Unit 17 - Spatio-temporal intro

GRASS GIS offers specialized tools for spatio-temporal data processing, see GRASS documentation for details.

GRASS introduces three special data types that are designed to handle time-series data:

  • Space-time raster datasets (strds) for managing raster map time series.
  • Space-time 3D raster datasets (str3ds) for managing 3D raster map time series.
  • Space-time vector datasets (stvds) for managing vector map time series.

Spatio-temporal flooding simulation

Module r.lake itself allows to generating only one level (represented by one raster map) within one run. This limitation is surpassed by addon r.lake.series.

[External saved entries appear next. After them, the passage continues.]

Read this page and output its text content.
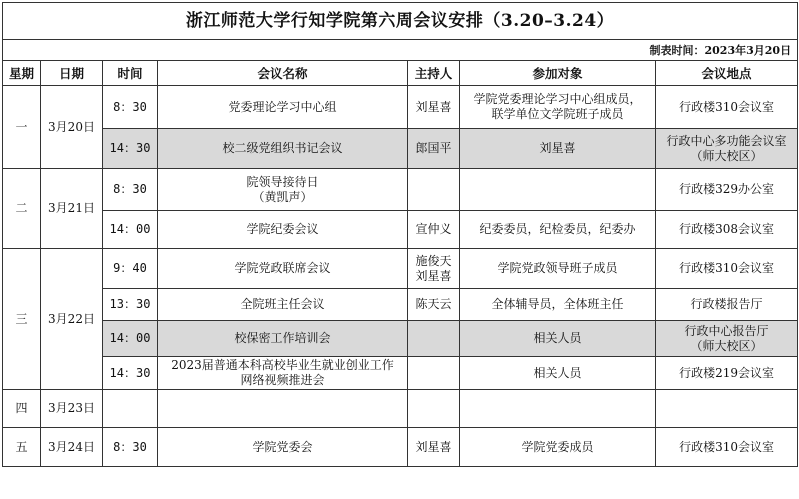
浙江师范大学行知学院第六周会议安排（3.20–3.24）						
制表时间：2023年3月20日						
星期	日期	时间	会议名称	主持人	参加对象	会议地点
一	3月20日	8：30	党委理论学习中心组	刘星喜	学院党委理论学习中心组成员，
联学单位文学院班子成员	行政楼310会议室

		14：30	校二级党组织书记会议	郎国平	刘星喜	行政中心多功能会议室
（师大校区）

二	3月21日	8：30	院领导接待日
（黄凯声）			行政楼329办公室

		14：00	学院纪委会议	宣仲义	纪委委员，纪检委员，纪委办	行政楼308会议室

三	3月22日	9：40	学院党政联席会议	施俊天
刘星喜	学院党政领导班子成员	行政楼310会议室

		13：30	全院班主任会议	陈天云	全体辅导员，全体班主任	行政楼报告厅

		14：00	校保密工作培训会		相关人员	行政中心报告厅
（师大校区）

		14：30	2023届普通本科高校毕业生就业创业工作
网络视频推进会		相关人员	行政楼219会议室

四	3月23日					
五	3月24日	8：30	学院党委会	刘星喜	学院党委成员	行政楼310会议室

Addons modules are not internal part of GRASS installation. Addons can be easily installed by g.extension (Settings ‣ Addons extensions ‣ Install extension from addons).


Fig. 100 Install r.lake.series GRASS Addon.

r.lake.series module outputs multiple raster maps registered in space-time raster dataset.

r.lake.series elevation=dem out=lakes start_water_level=134 end_water_level=145 \
 water_level_step=0.1 coordinates=686668,5650664 \
 time_step=10 nproc=3

In the example above we created space-time series between water levels 134 and 145 with step 0.1 m. Time step is 10 min. To increase computation speed we used three CPU cores. The result is stored in raster space-time dataset named lakes.

Basic information about output space-time dataset can be obtained by t.info command.

t.info input=lakes
+-------------------- Relative time -----------------------------------------+
| Start time:................. 1
| End time:................... 1101
| Relative time unit:......... minutes
| Granularity:................ 10
| Temporal type of maps:...... point

Time topology information can be obtained by t.topology.

t.topology input=lakes
+-------------------- Temporal topology -------------------------------------+
| Number of points: .......... 111
| Number of gaps: ............ 110
| Granularity: ............... 10

Space-time Data Querying

By t.rast.list can be printed raster maps within given time period. In the example below are printed raster maps within the first hour of simulated flooding.

t.rast.list input=lakes order=start_time where="start_time < 60"

Univariate statistic can be calculated by t.rast.univar, in example below statistics is computed only for the first hour of flooding.

t.rast.univar input=lakes where="start_time < 60"

Data aggregation can be performed by t.rast.aggregate. In the example below data is aggregated by 1 hour.

t.rast.aggregate input=lakes output=lakes_h basename=ag granularity=60 nproc=3

The command generates a new space time dataset which can be used for subsequent analysis like univariate statistics:

t.rast.univar input=lakes_h

Space-time Data Extracting

Raster space-time data can be extract into new datasets using t.rast.extract. In the example below three new datasets are created for the first, second and third six hours of flooding.

t.rast.extract input=lakes where="start_time > 0 and start_time < 361" output=lakes_1
t.rast.extract input=lakes where="start_time > 360 and start_time < 720" output=lakes_2
t.rast.extract input=lakes where="start_time > 720" output=lakes_3

Aggregation into single raster output can be performed by t.rast.series:

t.rast.series input=lakes_1 output=lakes_1_avg method=average

Let’s print univariate statistics for generated raster output by r.univar:

r.univar map=lakes_1_avg
minimum: 0.00152588
maximum: 2.93515
range: 2.93362
mean: 1.0993

Space-time Data Visualization

Time series can be visualized by specialized tool g.gui.timeline. Example below.

g.gui.timeline inputs=lakes_1,lakes_2,lakes_3

Fig. 101 Timeline tool showing three space-time datasets.

And finally, a simple animation can be created by g.gui.animation (File ‣ Animation tool), see Fig. 102.

g.gui.animation strds=lakes

Fig. 102 Example of flooding animation.